- DVD cover
- Directed by: Shun Nakahara
- Screenplay by: Yoshimitsu Morita
- Based on: Karafuru by Eto Mori
- Produced by: Kanji Hagiwara; Yasuo Takahashi;
- Starring: Koki Tanaka; Sawako Agawa; Sakae Takita; Kanako Magara; Asuka Komayu;
- Cinematography: Junichi Fujisawa
- Edited by: Isao Tomita
- Music by: Shin'ichirō Ikebe
- Production companies: NHK Enterprises; Title Production Co., Ltd.;
- Distributed by: Broadmedia Corporation
- Release date: October 7, 2000 (Japan);
- Running time: 98 minutes
- Country: Japan
- Language: Japanese

= Colorful (2000 film) =

Colorful (カラフル, Karafuru) is a 2000 Japanese supernatural fantasy drama film directed by Shun Nakahara and written by Yoshimitsu Morita. It is based on an award-winning novel of the same name by Eto Mori. The film stars Koki Tanaka in his first lead role in a feature film, as a soul given a second chance, reincarnated into the body of a fourteen-year-old boy who committed suicide. Sawako Agawa, Kanako Magara, Asuka Komayu and Yuki Kageyama also star in the film. Shin'ichirō Ikebe composed the film's soundtrack. Colorful was shown in competition at the 24th Montreal World Film Festival, where it was nominated for the Grand Prix des Amériques, before being theatrically released by Broadmedia Corporation on October 7, 2000, in Japan.

==Premise==
The story follows a soul as it arrives in the afterlife, its body having just died. The afterlife takes the form of a train station, with the train leading to death. Though dejected and without its old memories, the soul meets an angel named Prapura, who informs the soul that it is lucky. Despite making many mistakes in life, the soul has been given a second chance. The soul will be put on "homestay" in the body of fourteen-year-old Makoto Kobayashi, who has just committed suicide. If the soul can remember and reflect on the mistakes of its previous life, it can return to the cycle of reincarnation.

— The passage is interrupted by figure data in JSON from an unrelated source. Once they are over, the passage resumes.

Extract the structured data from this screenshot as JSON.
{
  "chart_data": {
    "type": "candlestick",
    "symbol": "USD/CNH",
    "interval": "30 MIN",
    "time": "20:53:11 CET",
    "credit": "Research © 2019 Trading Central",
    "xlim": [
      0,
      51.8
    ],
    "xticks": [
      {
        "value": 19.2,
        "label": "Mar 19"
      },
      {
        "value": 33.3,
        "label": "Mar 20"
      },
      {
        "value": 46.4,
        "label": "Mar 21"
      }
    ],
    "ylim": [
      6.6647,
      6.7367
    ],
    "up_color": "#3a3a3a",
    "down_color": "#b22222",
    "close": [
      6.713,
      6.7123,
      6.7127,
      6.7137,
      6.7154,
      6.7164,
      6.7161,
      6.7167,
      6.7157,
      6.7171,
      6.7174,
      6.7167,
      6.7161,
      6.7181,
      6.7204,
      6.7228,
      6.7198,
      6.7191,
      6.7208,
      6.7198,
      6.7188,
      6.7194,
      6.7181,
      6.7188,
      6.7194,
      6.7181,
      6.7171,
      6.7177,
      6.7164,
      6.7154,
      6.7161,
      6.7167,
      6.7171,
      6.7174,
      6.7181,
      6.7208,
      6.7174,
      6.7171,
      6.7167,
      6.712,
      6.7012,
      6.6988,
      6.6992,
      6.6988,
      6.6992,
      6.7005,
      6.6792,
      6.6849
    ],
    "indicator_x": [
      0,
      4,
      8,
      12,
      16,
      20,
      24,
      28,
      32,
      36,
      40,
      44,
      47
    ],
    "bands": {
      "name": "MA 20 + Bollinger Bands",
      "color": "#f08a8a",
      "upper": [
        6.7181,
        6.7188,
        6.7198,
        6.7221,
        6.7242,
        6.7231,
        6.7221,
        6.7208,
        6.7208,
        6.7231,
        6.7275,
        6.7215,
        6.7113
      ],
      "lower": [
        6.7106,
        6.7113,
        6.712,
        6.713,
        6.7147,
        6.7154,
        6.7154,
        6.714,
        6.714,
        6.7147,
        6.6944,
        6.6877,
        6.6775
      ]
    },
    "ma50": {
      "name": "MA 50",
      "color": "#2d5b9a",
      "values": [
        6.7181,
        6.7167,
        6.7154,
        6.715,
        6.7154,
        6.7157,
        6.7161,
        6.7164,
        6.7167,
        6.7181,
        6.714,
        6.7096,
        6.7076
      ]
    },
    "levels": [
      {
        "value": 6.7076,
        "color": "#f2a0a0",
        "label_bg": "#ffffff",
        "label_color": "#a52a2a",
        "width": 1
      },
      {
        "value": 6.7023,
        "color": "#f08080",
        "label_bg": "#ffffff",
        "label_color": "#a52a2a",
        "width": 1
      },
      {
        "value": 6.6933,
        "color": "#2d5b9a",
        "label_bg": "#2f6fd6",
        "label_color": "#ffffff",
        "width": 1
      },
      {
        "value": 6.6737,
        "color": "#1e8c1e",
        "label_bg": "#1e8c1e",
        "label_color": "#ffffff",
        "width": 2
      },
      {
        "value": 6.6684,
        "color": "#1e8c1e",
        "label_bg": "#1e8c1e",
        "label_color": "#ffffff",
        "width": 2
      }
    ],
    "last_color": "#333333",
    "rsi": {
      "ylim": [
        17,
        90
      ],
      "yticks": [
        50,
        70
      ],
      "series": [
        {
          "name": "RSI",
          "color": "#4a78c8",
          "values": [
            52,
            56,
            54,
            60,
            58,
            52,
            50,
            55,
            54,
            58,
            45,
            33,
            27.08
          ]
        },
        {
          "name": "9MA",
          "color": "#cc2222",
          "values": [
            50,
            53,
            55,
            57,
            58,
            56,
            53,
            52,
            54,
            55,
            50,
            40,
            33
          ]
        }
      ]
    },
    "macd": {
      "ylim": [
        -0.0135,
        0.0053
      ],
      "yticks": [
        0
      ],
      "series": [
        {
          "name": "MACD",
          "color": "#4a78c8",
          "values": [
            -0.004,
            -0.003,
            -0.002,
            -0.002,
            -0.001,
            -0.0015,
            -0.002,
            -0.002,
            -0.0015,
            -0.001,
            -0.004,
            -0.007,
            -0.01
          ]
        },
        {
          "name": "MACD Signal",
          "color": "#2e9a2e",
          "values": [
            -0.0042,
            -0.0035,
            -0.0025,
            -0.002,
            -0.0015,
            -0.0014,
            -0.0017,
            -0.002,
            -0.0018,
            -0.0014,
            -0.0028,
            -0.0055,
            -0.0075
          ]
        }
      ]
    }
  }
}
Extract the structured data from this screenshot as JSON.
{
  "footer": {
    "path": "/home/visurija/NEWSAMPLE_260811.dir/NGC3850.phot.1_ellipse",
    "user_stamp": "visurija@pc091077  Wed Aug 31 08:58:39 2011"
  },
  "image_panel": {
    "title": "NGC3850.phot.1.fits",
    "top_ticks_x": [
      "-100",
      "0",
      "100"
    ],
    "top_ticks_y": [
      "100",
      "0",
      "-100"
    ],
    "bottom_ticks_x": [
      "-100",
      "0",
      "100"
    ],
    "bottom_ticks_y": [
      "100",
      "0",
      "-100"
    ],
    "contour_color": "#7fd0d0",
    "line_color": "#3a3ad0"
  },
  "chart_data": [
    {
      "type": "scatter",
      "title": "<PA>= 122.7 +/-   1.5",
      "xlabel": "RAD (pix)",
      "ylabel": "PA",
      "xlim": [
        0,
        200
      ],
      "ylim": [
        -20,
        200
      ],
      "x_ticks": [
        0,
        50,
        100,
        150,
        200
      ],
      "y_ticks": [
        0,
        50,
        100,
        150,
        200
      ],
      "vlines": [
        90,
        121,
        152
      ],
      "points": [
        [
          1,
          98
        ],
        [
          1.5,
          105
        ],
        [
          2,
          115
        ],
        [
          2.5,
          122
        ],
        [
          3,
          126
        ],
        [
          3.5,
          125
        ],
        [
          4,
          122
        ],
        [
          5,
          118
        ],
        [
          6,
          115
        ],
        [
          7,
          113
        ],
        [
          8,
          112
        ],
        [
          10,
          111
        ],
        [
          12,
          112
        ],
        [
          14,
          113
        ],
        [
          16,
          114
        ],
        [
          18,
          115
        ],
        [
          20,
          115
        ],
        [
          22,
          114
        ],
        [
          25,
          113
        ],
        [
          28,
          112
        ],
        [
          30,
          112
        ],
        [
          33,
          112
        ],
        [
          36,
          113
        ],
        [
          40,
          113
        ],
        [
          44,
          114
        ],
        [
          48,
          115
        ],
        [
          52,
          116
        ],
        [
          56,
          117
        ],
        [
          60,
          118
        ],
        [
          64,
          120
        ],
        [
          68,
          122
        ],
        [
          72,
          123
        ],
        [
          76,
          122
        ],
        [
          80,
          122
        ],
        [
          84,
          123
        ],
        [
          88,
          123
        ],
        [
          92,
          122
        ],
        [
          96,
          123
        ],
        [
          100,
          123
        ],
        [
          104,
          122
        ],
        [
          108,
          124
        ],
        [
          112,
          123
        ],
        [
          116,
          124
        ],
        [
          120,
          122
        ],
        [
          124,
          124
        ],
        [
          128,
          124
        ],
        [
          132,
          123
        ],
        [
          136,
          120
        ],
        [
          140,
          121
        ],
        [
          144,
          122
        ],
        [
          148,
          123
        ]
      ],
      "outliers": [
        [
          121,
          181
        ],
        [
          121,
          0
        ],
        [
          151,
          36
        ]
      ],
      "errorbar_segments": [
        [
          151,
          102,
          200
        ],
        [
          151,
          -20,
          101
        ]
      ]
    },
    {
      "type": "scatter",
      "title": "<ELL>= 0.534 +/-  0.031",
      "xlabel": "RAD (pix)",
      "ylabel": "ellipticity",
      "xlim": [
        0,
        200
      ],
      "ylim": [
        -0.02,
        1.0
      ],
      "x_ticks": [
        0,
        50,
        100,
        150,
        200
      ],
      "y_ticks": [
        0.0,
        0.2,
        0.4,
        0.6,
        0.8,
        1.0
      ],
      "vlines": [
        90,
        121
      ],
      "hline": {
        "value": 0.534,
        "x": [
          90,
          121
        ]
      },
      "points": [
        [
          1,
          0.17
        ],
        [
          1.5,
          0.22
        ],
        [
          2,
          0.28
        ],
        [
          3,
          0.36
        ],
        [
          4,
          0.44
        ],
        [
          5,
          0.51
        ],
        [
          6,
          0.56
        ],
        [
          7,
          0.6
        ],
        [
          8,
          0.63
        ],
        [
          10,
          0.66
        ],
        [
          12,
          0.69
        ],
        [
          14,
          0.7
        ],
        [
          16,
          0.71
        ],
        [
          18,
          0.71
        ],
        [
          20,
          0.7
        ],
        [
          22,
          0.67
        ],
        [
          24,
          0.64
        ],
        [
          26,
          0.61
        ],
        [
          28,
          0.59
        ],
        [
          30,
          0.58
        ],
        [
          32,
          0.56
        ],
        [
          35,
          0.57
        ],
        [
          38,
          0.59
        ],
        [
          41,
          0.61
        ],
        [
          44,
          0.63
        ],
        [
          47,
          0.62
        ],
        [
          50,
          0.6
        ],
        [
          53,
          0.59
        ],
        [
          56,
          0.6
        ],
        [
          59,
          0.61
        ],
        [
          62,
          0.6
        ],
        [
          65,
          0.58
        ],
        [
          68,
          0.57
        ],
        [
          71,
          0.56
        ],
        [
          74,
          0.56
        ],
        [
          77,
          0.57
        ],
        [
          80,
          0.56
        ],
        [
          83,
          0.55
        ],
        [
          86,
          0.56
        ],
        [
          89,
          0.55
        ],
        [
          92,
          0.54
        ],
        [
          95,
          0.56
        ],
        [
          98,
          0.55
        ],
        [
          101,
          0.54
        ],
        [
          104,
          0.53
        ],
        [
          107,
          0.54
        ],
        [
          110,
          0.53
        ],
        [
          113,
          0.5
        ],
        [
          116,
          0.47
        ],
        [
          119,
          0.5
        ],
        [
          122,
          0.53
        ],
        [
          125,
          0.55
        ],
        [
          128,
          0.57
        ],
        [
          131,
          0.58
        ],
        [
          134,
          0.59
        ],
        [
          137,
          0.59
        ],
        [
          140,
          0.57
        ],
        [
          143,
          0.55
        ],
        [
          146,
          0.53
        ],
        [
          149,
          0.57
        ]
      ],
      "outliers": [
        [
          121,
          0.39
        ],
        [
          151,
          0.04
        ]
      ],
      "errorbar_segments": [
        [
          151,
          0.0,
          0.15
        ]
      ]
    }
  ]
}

The soul wakes up in the body of Makoto. Makoto is an introvert who doesn't have any friends, and his family doesn't seem to care about him. However, as the soul starts to live Makoto's life, the family notices a change in the boy. Meanwhile, the soul sees the duality of the people around it. In particular, it discovers that Makoto's mother is on the verge of an affair with her flamenco class instructor, while still pretending to be a dutiful wife. Eventually the soul realizes that humans are not "one color", but "colorful", with many different shades to their personalities. Makoto grows closer to the people around him and sees their true colors more clearly. Slowly, the misunderstandings between Makoto's family members are broken down, and a healing process commences.

==Cast==
- Koki Tanaka as Makoto Kobayashi
- Sawako Agawa as Mother
- Sakae Takita as Father
- Kanako Magara as Sano
- Asuka Komayu as Hiroka Kuwabara
- Yuki Kageyama as Mitsuru, older brother
- Shinosuke Saito as Shin
- Jun Etoh as Doctor
- Sanshō Shinsui as Shin's father
- Soganoya Bundo as Prapura
- Toshirō Yanagiba as Dr. Sawada

==Background==
The original novel was written by Eto Mori and published in Japan in 1998, where it sold over a million copies. It was first published in English in 2021, translated by Jocelyne Allen. The English translated version has received positive reviews. Mori's novel won the Sankei Children's Book Award in 1999, and has been adapted to film three times in total, with the other two being a 2010 animated film and Homestay, a 2018 Thai production.

==Release==
Colorful was shown in competition at the 24th Montreal World Film Festival, where it was nominated for the Grand Prix des Amériques. It was theatrically released by Broadmedia Corporation on October 7, 2000, in Japan. The film was later released to DVD by Pioneer on January 25, 2002.